Published: March 22, 2017 (almost 3 years ago)

Today, I focused on setting up email and twitter accounts so I could begin to get the word out for Matchpoint.

When you’re getting started it’s tough to know what to do if you’ve never done this sort of thing before, so here’s a quick walkthrough on some of the steps I’ve taken so far.

Domain name registration

The very first thing most online businesses are faced with is registering a domain name. A lot of experts say your domain has to be .com or don’t bother. These days, it’s mattering less and less if you’re .com, .io, .us, or dot anything else. Dot com is cybersquated to the point you have to string three full words together to have find a name that’s not taken. When was the last time you strictly judged a website you landed on by it’s TLD (top-level domain)? They were a novelty 5 years ago (circa 2012). Today, they barely stiffle a yawn, so my suggestion: Hunt for a great name amongst the new TLD’s. I found mine, “matchpoint.io” in 15 minutes. A quick Google of “matchpoint” in general turned up very little other than the movie and a NYC fitness center. Perfect for me and mentioning the choice of name to several of my friends nearly always gets the response, “Isn’t that already taken for a tennis website?” If it was, it’s no longer operational as far as I can tell. The great Wayback Machine finds “matchpoint.com” last operational in 2008 and generally tool for pairing businesses with potential leads.
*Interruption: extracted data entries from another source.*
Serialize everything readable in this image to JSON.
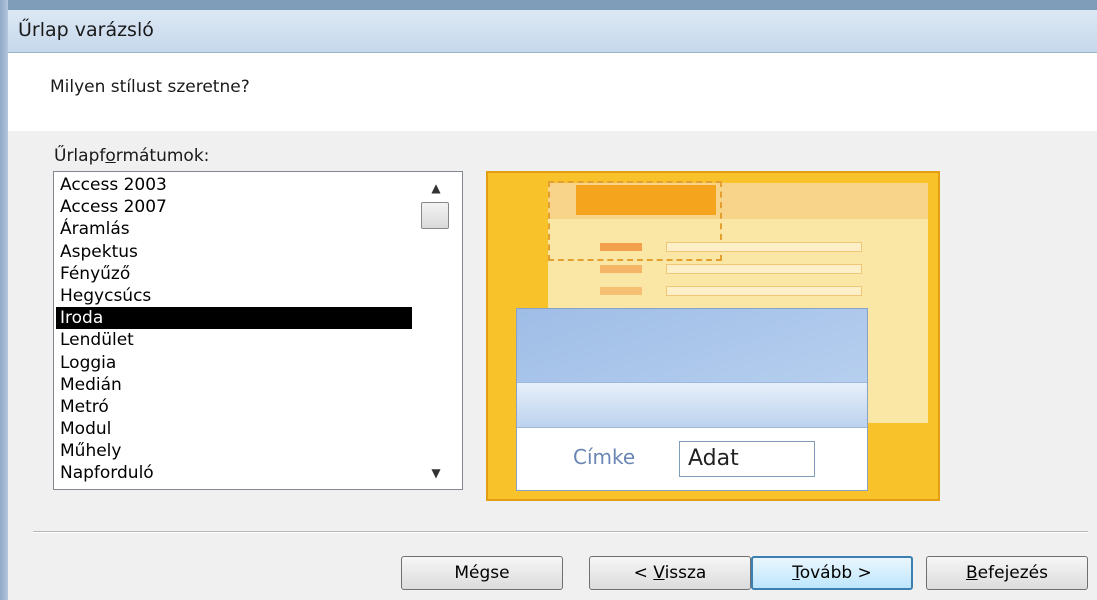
{
  "window": {
    "title": "Űrlap varázsló"
  },
  "header": {
    "question": "Milyen stílust szeretne?"
  },
  "list": {
    "label_before": "Űrlapf",
    "label_mnemonic": "o",
    "label_after": "rmátumok:",
    "items": [
      "Access 2003",
      "Access 2007",
      "Áramlás",
      "Aspektus",
      "Fényűző",
      "Hegycsúcs",
      "Iroda",
      "Lendület",
      "Loggia",
      "Medián",
      "Metró",
      "Modul",
      "Műhely",
      "Napforduló"
    ],
    "selected": "Iroda",
    "scroll_up_glyph": "▲",
    "scroll_down_glyph": "▼"
  },
  "preview": {
    "label": "Címke",
    "field": "Adat"
  },
  "buttons": {
    "cancel": "Mégse",
    "back_prefix": "< ",
    "back_mnemonic": "V",
    "back_rest": "issza",
    "next_mnemonic": "T",
    "next_rest": "ovább >",
    "finish_mnemonic": "B",
    "finish_rest": "efejezés"
  },
  "colors": {
    "selection": "#000000",
    "preview_accent": "#f7c22a",
    "default_button_border": "#3c7fb1"
  }
}
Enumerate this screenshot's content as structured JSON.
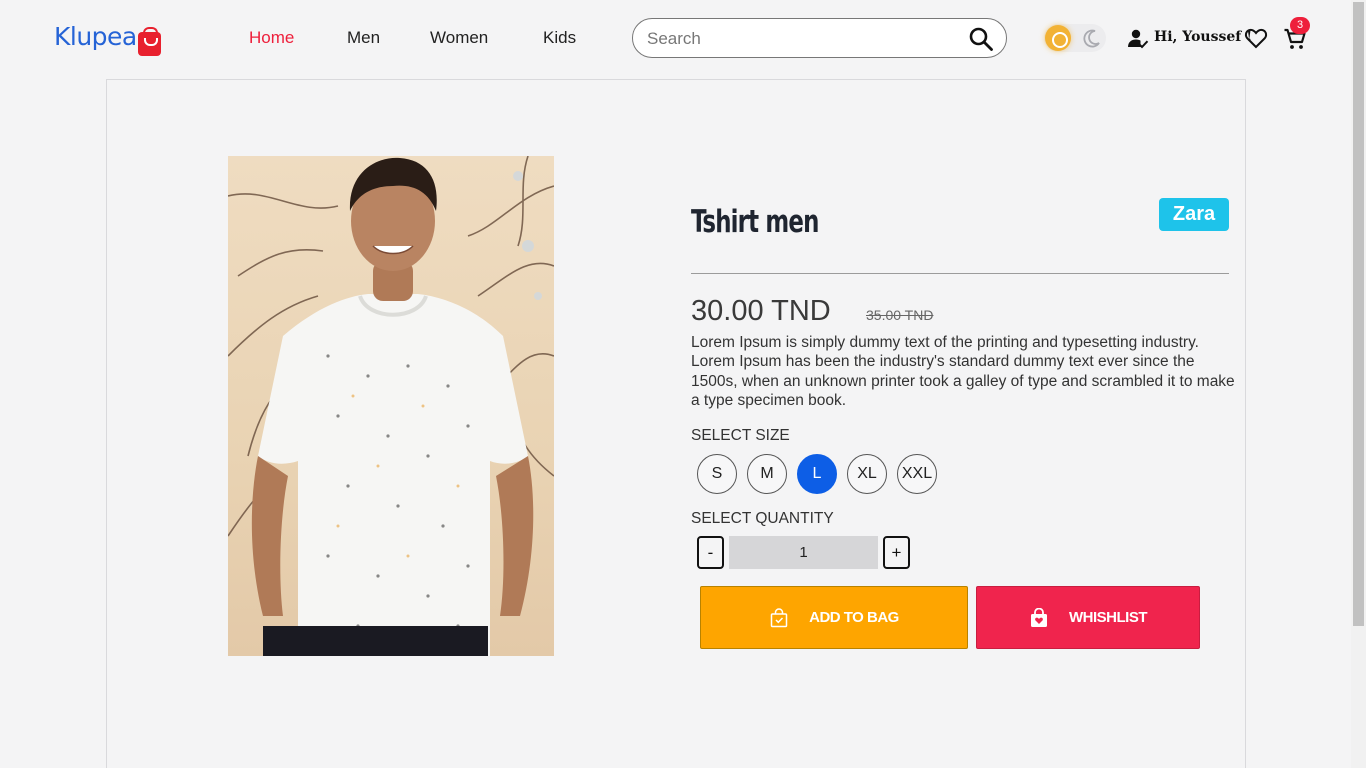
{
  "header": {
    "logo": "Klupea",
    "nav": [
      {
        "label": "Home",
        "active": true
      },
      {
        "label": "Men",
        "active": false
      },
      {
        "label": "Women",
        "active": false
      },
      {
        "label": "Kids",
        "active": false
      }
    ],
    "search_placeholder": "Search",
    "greeting": "Hi, Youssef !",
    "cart_count": "3",
    "theme": "light"
  },
  "product": {
    "title": "Tshirt men",
    "brand": "Zara",
    "price": "30.00 TND",
    "old_price": "35.00 TND",
    "description": "Lorem Ipsum is simply dummy text of the printing and typesetting industry. Lorem Ipsum has been the industry's standard dummy text ever since the 1500s, when an unknown printer took a galley of type and scrambled it to make a type specimen book.",
    "size_label": "SELECT SIZE",
    "sizes": [
      "S",
      "M",
      "L",
      "XL",
      "XXL"
    ],
    "selected_size": "L",
    "quantity_label": "SELECT QUANTITY",
    "quantity": "1",
    "minus": "-",
    "plus": "+",
    "add_to_bag": "ADD TO BAG",
    "wishlist": "WHISHLIST"
  },
  "colors": {
    "accent_red": "#ee1f3b",
    "logo_blue": "#2563d6",
    "brand_badge": "#1ec3ea",
    "selected_size": "#0d5ee6",
    "add_to_bag": "#fea500",
    "wishlist": "#f0244d"
  }
}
These days, I register all my domains at namecheap.com. They have a great set of tools and interface for managing your domains and SSL certificates without all the garbage upsell and super slow websites many are accustomed to from GoDaddy and others. Their customer service totally rocks.

So, new domain: matchpoint.io

Set up the website

The next step was a two part step because I wanted to set up both a WordPress blog and a community server known as (Discourse)[https://www.discourse.org/]. Since discourse is distributed as a Docker container, I had to do the set up in reverse to how I’d normally do things, which is to say, I hopped over to Digital Ocean, created a droplet and then deployed Discourse through it’s standard Docker-based installation instructions.

Once Discourse was up and running, I then modified the docker container to also run WordPress under Nginx. This was the first time I ran both Discourse and WordPress on same server together and it proved to be a lot less painful than expected.

Write some Initial Content

I did not spend a whole lot of time on content, but I did try to focus on getting enough material in place that it wasn’t barren place to land for new users. I wanted to be clear about my purpose for Matchpoint and paint a picture for my vision of what’s to come.

A period of Dormancy

I wasn’t sure how I was going to write a mobile app, but I knew that was the missing link to bringing forth my vision for an easy way to schedule matches. Everyone’s communicating with a smartphone these days and very few dropping down to emails, a completely different scene compared to just 5 years ago!

While I tried out various mobile platforms, none really got me excited for a while and all meant quite a steep learning curve, so I didn’t have a whole lot to write about or promote. Today, I have my tooling and I’m actively developing. It’s time to start talking more about what I’m doing and here we are.

Set up Email for the domain.

Ever question the validity of a domain, website, or source of content because that email address you see is a @gmail.com or @yahoo.com, etc.? That’s why it’s critical to have an address to go with your domain and I use a great free hosting provider alternative to Google’s gmail. http://zoho.com will give you a few email inboxes and a hefty amount of storage for free, so you can get started with an email address that matches your domain at no cost.

With email, comes Twitter

Twitter is the social medium I use the most and so it’s important I get this account set up and associated with my matchpoint.io domain and email addresses. Along with setting up the new account, I’ve begun following tennis related news and accounts that share tennis news so I can start to know my audiences.